Yes, it won't be that way until we shoot all the lawyers. They're the ones responsible for all the blood-sucking, money-grubbing leech laws that make accounting so complicated.
Fucking A Slashdot, this comment ain't gonna get any better with age. Let me submit the fucking prick already.
Insufficient data is the problem - not lawyers (Score:4, Interesting)
Yes, it won't be that way until we shoot all the lawyers. They're the ones responsible for all the blood-sucking, money-grubbing leech laws that make accounting so complicated.
Has (almost) nothing to do with lawyers or the lack thereof. Even seemingly basic things like how to classify transactions appropriately is not a trivial task. Let me give you an example.
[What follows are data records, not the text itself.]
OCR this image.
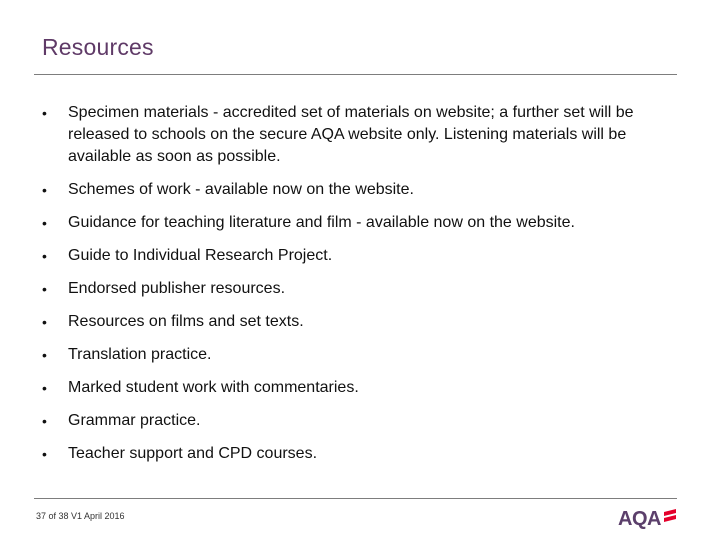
Resources
• Specimen materials - accredited set of materials on website; a further set will be released to schools on the secure AQA website only. Listening materials will be available as soon as possible.
• Schemes of work - available now on the website.
• Guidance for teaching literature and film - available now on the website.
• Guide to Individual Research Project.
• Endorsed publisher resources.
• Resources on films and set texts.
• Translation practice.
• Marked student work with commentaries.
• Grammar practice.
• Teacher support and CPD courses.
37 of 38 V1 April 2016	AQA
What is an appropriate useful lifetime for a milling machine so that you can determine a depreciation schedule? There is no single correct answer to this question. We have rules about it but the rules are just generalisms not actually correct in most cases. Another example. What is the current market value of building you purchased 20 years ago? You can guess at the answer but you cannot know for certain unless you sell it. So you either have to guess or you have to use an answer from 20 years ago that you know is wrong.
Accounting can be made more complicated by the lawmakers but it isn't a primary driver for that. A lot of the difficulty is simply in trying to answer questions for which there is insufficient data to make a correct answer.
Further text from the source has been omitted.